Customers used images to express their frustration (and a fair bit of humor) about what was advertised by the burger giant next to what was actually delivered. It didn’t show McDonalds in a very good light. AvasFlowers has been the subject of similar posts. Frustrated customers ordered a floral arrangement based on advertised images. The flowers that were delivered did not come close to what was advertised and customers have been vocal in their disapproval.
We can manipulate our feeds and images to show us in the best possible light, and many companies are doing the same. While it is true that showing the best features and the best reviews falls into a realm of transparency, showing a carefully cultivated image often rings false with consumers – they know when things are off. This is partly because companies can’t control every message out there. They can control what they release, but they can’t control the reviews, the posts, or the social media conversations taking place off their own social media accounts. Additionally, trying to keep secrets within a company is dangerous business. Our current society celebrates whistle-blowers and hackers who discover and share secrets. We don’t like companies who try to keep things under wraps – and we revel when those secrets explode across the news and social media. It makes sense when you realize that for every customer complaint, there are 26 other unhappy customers who have remained silent, according to Lee Resource. That’s a lot of unhappy people waiting for revenge – even if it just the social media kind. Many companies are realizing the key needed to improve customer satisfaction is fully honest transparency. Customer feedback importance is not to be underestimated.
The Business of Trust
Business transparency ultimately boils down to trust. Sharing both the positive and negatives makes companies vulnerable. Many companies have been the subject of brutal social media campaigns when things go wrong. Samsung is still working to rebuild its reputation after the company’s Note 7 phones began catching fire. A company that designed cutting edge technology apparently couldn’t understand what was causing the fires. It offered one solution that actually increased the problem instead of resolving it. When the Samsung Galaxy Note 7 first appeared, reviewers were impressed and highly recommended it. It was found to be one of the best phones of the year by CNET and special features included an excellent camera, an advanced screen and a nice big battery. Everyone was shocked when the first reports appeared that those beautiful new phones with their beautiful new batteries were actually bursting into flames. After the initial reports of fire, Samsung announced a complete recall of the Galaxy Note 7s in the United States, Canada, Europe and Asia. Just a few weeks later, the recall appeared to be working – old Note 7s were being replaced by new safer phones. But then reports arose that the new, “safe” phones were experiencing the same problem – battery fires.
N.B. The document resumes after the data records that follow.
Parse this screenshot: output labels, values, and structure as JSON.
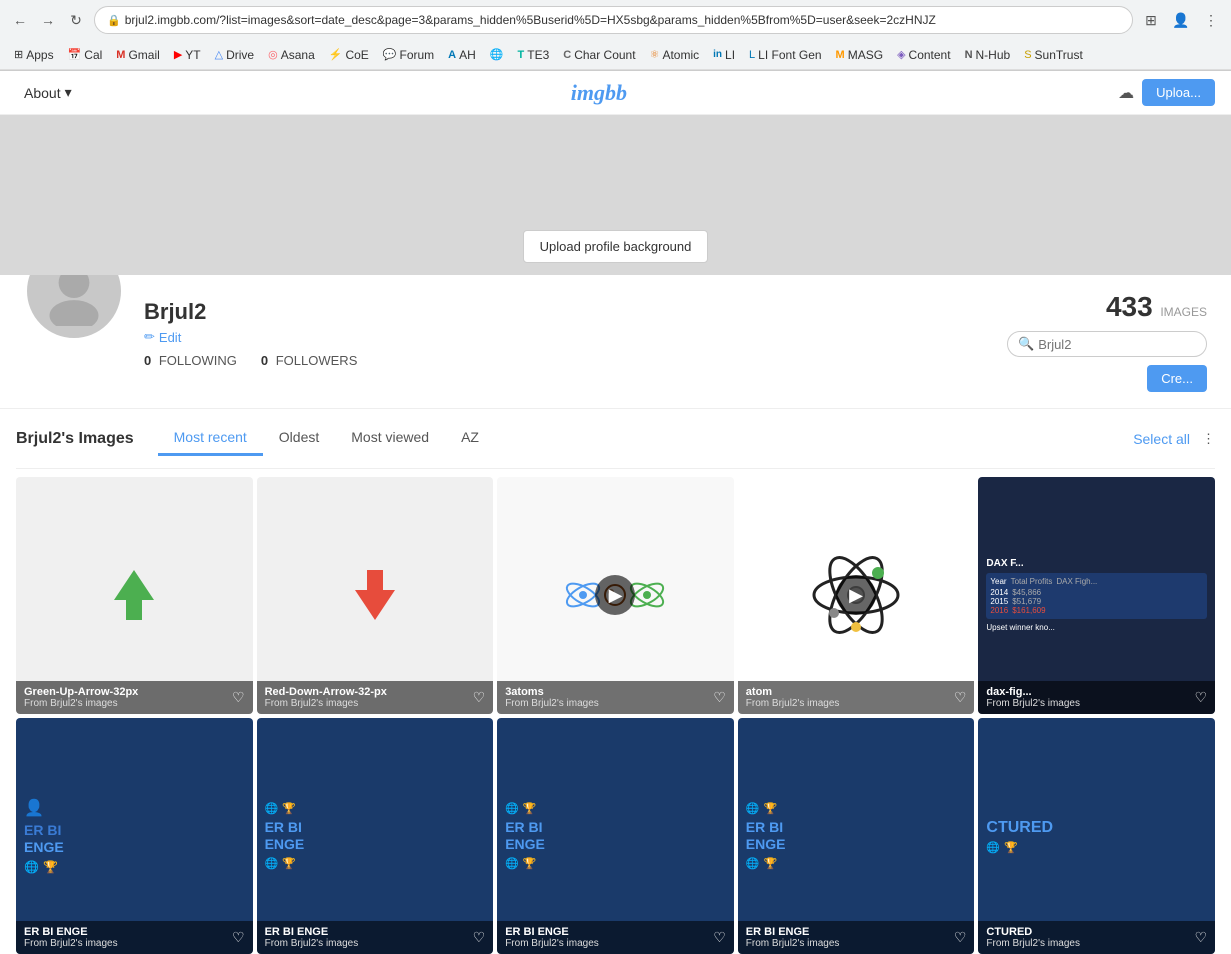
{
  "browser": {
    "back_btn": "←",
    "forward_btn": "→",
    "refresh_btn": "↻",
    "url": "brjul2.imgbb.com/?list=images&sort=date_desc&page=3&params_hidden%5Buserid%5D=HX5sbg&params_hidden%5Bfrom%5D=user&seek=2czHNJZ",
    "extensions_icon": "⊞",
    "profile_icon": "👤",
    "bookmarks": [
      {
        "label": "Apps",
        "icon": "⊞"
      },
      {
        "label": "Cal",
        "icon": "📅"
      },
      {
        "label": "Gmail",
        "icon": "M"
      },
      {
        "label": "YT",
        "icon": "▶"
      },
      {
        "label": "Drive",
        "icon": "△"
      },
      {
        "label": "Asana",
        "icon": "◎"
      },
      {
        "label": "CoE",
        "icon": "⚡"
      },
      {
        "label": "Forum",
        "icon": "💬"
      },
      {
        "label": "AH",
        "icon": "A"
      },
      {
        "label": "",
        "icon": "🌐"
      },
      {
        "label": "TE3",
        "icon": "T"
      },
      {
        "label": "Char Count",
        "icon": "C"
      },
      {
        "label": "Atomic",
        "icon": "⚛"
      },
      {
        "label": "LI",
        "icon": "in"
      },
      {
        "label": "LI Font Gen",
        "icon": "L"
      },
      {
        "label": "MASG",
        "icon": "M"
      },
      {
        "label": "Content",
        "icon": "◈"
      },
      {
        "label": "N-Hub",
        "icon": "N"
      },
      {
        "label": "SunTrust",
        "icon": "S"
      }
    ]
  },
  "nav": {
    "about_label": "About",
    "logo": "imgbb",
    "upload_label": "Uploa..."
  },
  "profile": {
    "upload_bg_label": "Upload profile background",
    "name": "Brjul2",
    "edit_label": "Edit",
    "following_count": "0",
    "following_label": "FOLLOWING",
    "followers_count": "0",
    "followers_label": "FOLLOWERS",
    "images_count": "433",
    "images_label": "IMAGES",
    "search_placeholder": "Brjul2",
    "create_album_label": "Cre..."
  },
  "images_section": {
    "title": "Brjul2's Images",
    "select_all_label": "Select all",
    "tabs": [
      {
        "label": "Most recent",
        "active": true
      },
      {
        "label": "Oldest",
        "active": false
      },
      {
        "label": "Most viewed",
        "active": false
      },
      {
        "label": "AZ",
        "active": false
      }
    ],
    "images": [
      {
        "id": "green-up",
        "title": "Green-Up-Arrow-32px",
        "subtitle": "From Brjul2's images",
        "bg_color": "#f0f0f0",
        "icon_type": "arrow-up",
        "has_play": false
      },
      {
        "id": "red-down",
        "title": "Red-Down-Arrow-32-px",
        "subtitle": "From Brjul2's images",
        "bg_color": "#f0f0f0",
        "icon_type": "arrow-down",
        "has_play": false
      },
      {
        "id": "3atoms",
        "title": "3atoms",
        "subtitle": "From Brjul2's images",
        "bg_color": "#f8f8f8",
        "icon_type": "atoms",
        "has_play": true
      },
      {
        "id": "atom",
        "title": "atom",
        "subtitle": "From Brjul2's images",
        "bg_color": "#ffffff",
        "icon_type": "atom-dark",
        "has_play": true
      },
      {
        "id": "dax",
        "title": "dax-fig...",
        "subtitle": "From Brjul2's images",
        "bg_color": "#1a2744",
        "icon_type": "dax-table",
        "has_play": false
      },
      {
        "id": "bi1",
        "title": "ER BI ENGE",
        "subtitle": "From Brjul2's images",
        "bg_color": "#1a3a6a",
        "icon_type": "bi-card",
        "has_play": false
      },
      {
        "id": "bi2",
        "title": "ER BI ENGE",
        "subtitle": "From Brjul2's images",
        "bg_color": "#1a3a6a",
        "icon_type": "bi-card2",
        "has_play": false
      },
      {
        "id": "bi3",
        "title": "ER BI ENGE",
        "subtitle": "From Brjul2's images",
        "bg_color": "#1a3a6a",
        "icon_type": "bi-card3",
        "has_play": false
      },
      {
        "id": "bi4",
        "title": "ER BI ENGE",
        "subtitle": "From Brjul2's images",
        "bg_color": "#1a3a6a",
        "icon_type": "bi-card4",
        "has_play": false
      },
      {
        "id": "structured",
        "title": "CTURED",
        "subtitle": "From Brjul2's images",
        "bg_color": "#1a3a6a",
        "icon_type": "structured",
        "has_play": false
      }
    ]
  }
}
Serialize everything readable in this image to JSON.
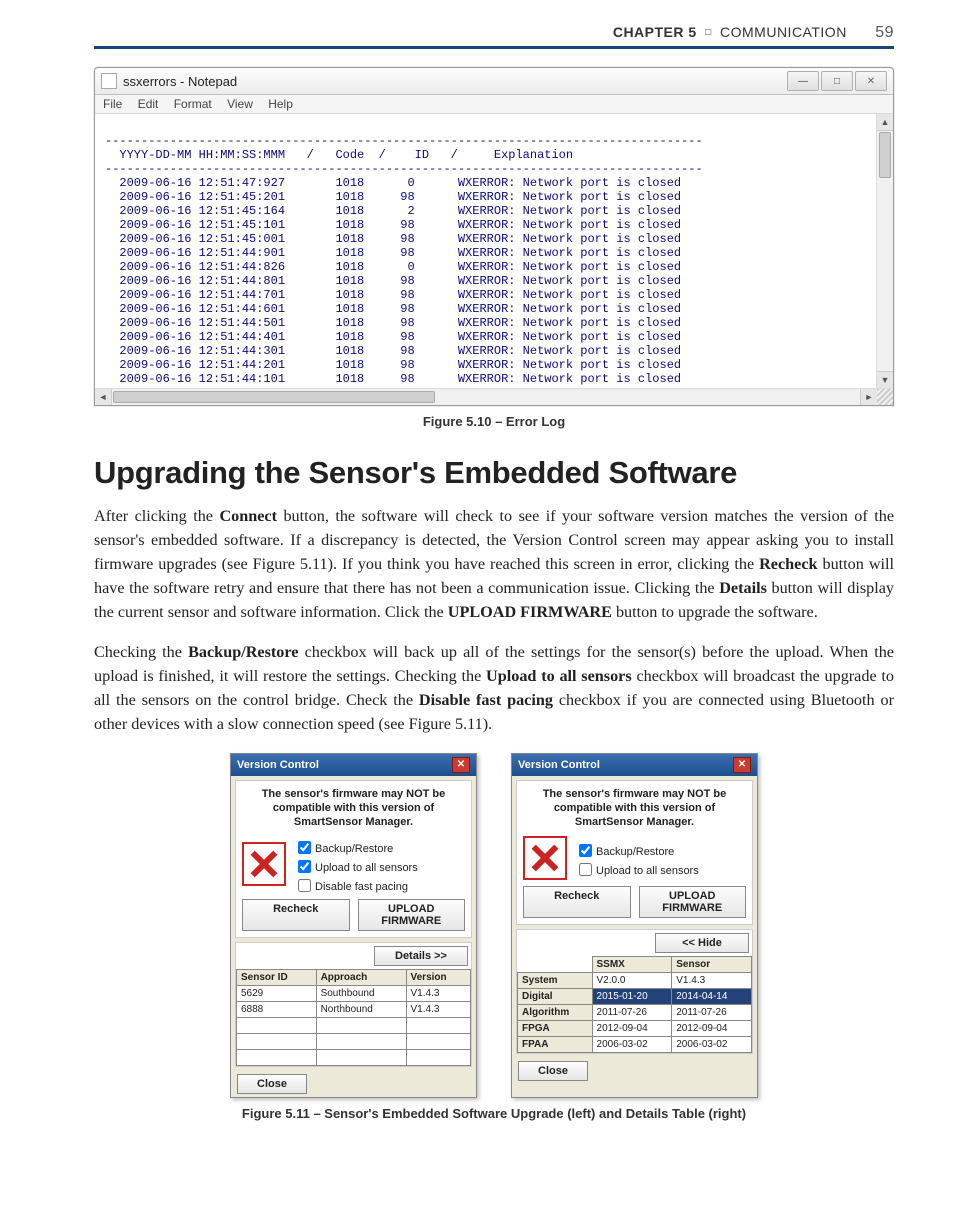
{
  "header": {
    "chapter_label": "CHAPTER 5",
    "square": "□",
    "section_label": "COMMUNICATION",
    "page_number": "59"
  },
  "notepad": {
    "title": "ssxerrors - Notepad",
    "menu": {
      "file": "File",
      "edit": "Edit",
      "format": "Format",
      "view": "View",
      "help": "Help"
    },
    "header_line": "  YYYY-DD-MM HH:MM:SS:MMM   /   Code  /    ID   /     Explanation",
    "dash_line": "-----------------------------------------------------------------------------------",
    "rows": [
      {
        "ts": "2009-06-16 12:51:47:927",
        "code": "1018",
        "id": "0",
        "msg": "WXERROR: Network port is closed"
      },
      {
        "ts": "2009-06-16 12:51:45:201",
        "code": "1018",
        "id": "98",
        "msg": "WXERROR: Network port is closed"
      },
      {
        "ts": "2009-06-16 12:51:45:164",
        "code": "1018",
        "id": "2",
        "msg": "WXERROR: Network port is closed"
      },
      {
        "ts": "2009-06-16 12:51:45:101",
        "code": "1018",
        "id": "98",
        "msg": "WXERROR: Network port is closed"
      },
      {
        "ts": "2009-06-16 12:51:45:001",
        "code": "1018",
        "id": "98",
        "msg": "WXERROR: Network port is closed"
      },
      {
        "ts": "2009-06-16 12:51:44:901",
        "code": "1018",
        "id": "98",
        "msg": "WXERROR: Network port is closed"
      },
      {
        "ts": "2009-06-16 12:51:44:826",
        "code": "1018",
        "id": "0",
        "msg": "WXERROR: Network port is closed"
      },
      {
        "ts": "2009-06-16 12:51:44:801",
        "code": "1018",
        "id": "98",
        "msg": "WXERROR: Network port is closed"
      },
      {
        "ts": "2009-06-16 12:51:44:701",
        "code": "1018",
        "id": "98",
        "msg": "WXERROR: Network port is closed"
      },
      {
        "ts": "2009-06-16 12:51:44:601",
        "code": "1018",
        "id": "98",
        "msg": "WXERROR: Network port is closed"
      },
      {
        "ts": "2009-06-16 12:51:44:501",
        "code": "1018",
        "id": "98",
        "msg": "WXERROR: Network port is closed"
      },
      {
        "ts": "2009-06-16 12:51:44:401",
        "code": "1018",
        "id": "98",
        "msg": "WXERROR: Network port is closed"
      },
      {
        "ts": "2009-06-16 12:51:44:301",
        "code": "1018",
        "id": "98",
        "msg": "WXERROR: Network port is closed"
      },
      {
        "ts": "2009-06-16 12:51:44:201",
        "code": "1018",
        "id": "98",
        "msg": "WXERROR: Network port is closed"
      },
      {
        "ts": "2009-06-16 12:51:44:101",
        "code": "1018",
        "id": "98",
        "msg": "WXERROR: Network port is closed"
      }
    ]
  },
  "captions": {
    "fig510": "Figure 5.10 – Error Log",
    "fig511": "Figure 5.11 – Sensor's Embedded Software Upgrade (left) and Details Table (right)"
  },
  "heading": "Upgrading the Sensor's Embedded Software",
  "para1": {
    "t0": "After clicking the ",
    "b0": "Connect",
    "t1": " button, the software will check to see if your software version matches the version of the sensor's embedded software. If a discrepancy is detected, the Version Control screen may appear asking you to install firmware upgrades (see Figure 5.11). If you think you have reached this screen in error, clicking the ",
    "b1": "Recheck",
    "t2": " button will have the software retry and ensure that there has not been a communication issue. Clicking the ",
    "b2": "Details",
    "t3": " button will display the current sensor and software information. Click the ",
    "b3": "UPLOAD FIRMWARE",
    "t4": " button to upgrade the software."
  },
  "para2": {
    "t0": "Checking the ",
    "b0": "Backup/Restore",
    "t1": " checkbox will back up all of the settings for the sensor(s) before the upload. When the upload is finished, it will restore the settings. Checking the ",
    "b1": "Upload to all sensors",
    "t2": " checkbox will broadcast the upgrade to all the sensors on the control bridge. Check the ",
    "b2": "Disable fast pacing",
    "t3": " checkbox if you are connected using Bluetooth or other devices with a slow connection speed (see Figure 5.11)."
  },
  "dialog": {
    "title": "Version Control",
    "warning": "The sensor's firmware may NOT be compatible with this version of SmartSensor Manager.",
    "chk_backup": "Backup/Restore",
    "chk_upload": "Upload to all sensors",
    "chk_pacing": "Disable fast pacing",
    "btn_recheck": "Recheck",
    "btn_upload": "UPLOAD FIRMWARE",
    "btn_details": "Details >>",
    "btn_hide": "<< Hide",
    "btn_close": "Close",
    "left_table": {
      "headers": {
        "sensor_id": "Sensor ID",
        "approach": "Approach",
        "version": "Version"
      },
      "rows": [
        {
          "id": "5629",
          "approach": "Southbound",
          "version": "V1.4.3"
        },
        {
          "id": "6888",
          "approach": "Northbound",
          "version": "V1.4.3"
        }
      ]
    },
    "right_table": {
      "headers": {
        "ssmx": "SSMX",
        "sensor": "Sensor"
      },
      "rows": [
        {
          "label": "System",
          "ssmx": "V2.0.0",
          "sensor": "V1.4.3"
        },
        {
          "label": "Digital",
          "ssmx": "2015-01-20",
          "sensor": "2014-04-14"
        },
        {
          "label": "Algorithm",
          "ssmx": "2011-07-26",
          "sensor": "2011-07-26"
        },
        {
          "label": "FPGA",
          "ssmx": "2012-09-04",
          "sensor": "2012-09-04"
        },
        {
          "label": "FPAA",
          "ssmx": "2006-03-02",
          "sensor": "2006-03-02"
        }
      ]
    }
  }
}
After the second round of embarrassing and highly dangerous malfunctions, carriers quit selling the Note 7 and soon Samsung issued a statement that sales would halt completely. Samsung encouraged customers to return the phones and exchange them for something safer, but some customers chose the keep the phones despite the warnings and severity of the issues. Eventually authorities in the United States banned the sale of the phones and forbid passengers to bring the Note 7 onto airplanes. The FAA banned the phone for all flights. Even with these measures, 125,000 faulty Samsung Galaxy Note 7 phones were in use by customers. Finally, Samsung pushed an update to the phones that limited battery capacity and functionality. The phones turned into expensive bricks, but bricks that at least wouldn’t catch fire unexpectedly. More than 2.5 million phones were recalled and replaced – one of the biggest recalls in consumer electronic history worldwide. Warnings on airplanes continued well into 2017, and Samsung has a long ways to go to rebuild trust with customers. Customers weren’t very forgiving of the technology company that couldn’t figure out its own technology not once, but twice, during a crisis. The company tried to keep the issues quiet and manage the outfall without much in the way of an apology or a solution. Customers and shareholders weren’t thrilled and Samsung is still working itself back up to its previous position on the mobile market. Admitting failure can be scary for customers. Companies are vulnerable when they expose a full range of customer reviews on their websites or social media accounts. The instinct is to put only positive reviews online or to cull the reviews so that only the best ones appear. Customers are savvy enough to do their own research, and when they realize that the company is deliberately hiding negative feedback, there is no reason for the customer to trust the company. And there is certainly no reason to buy from the company. The more reviews available to customers online, the more value they bring by presenting balanced reporting. Customers respond to company vulnerability by trusting the company more to tell the truth. In fact, according to an EXPO survey, customer reviews are considered to be more than 12 times more trustworthy than the claims a company makes. Trying to keep things under wraps or hiding possible faults makes a company appear secretive and untrustworthy. Customers won’t work with companies they don’t trust.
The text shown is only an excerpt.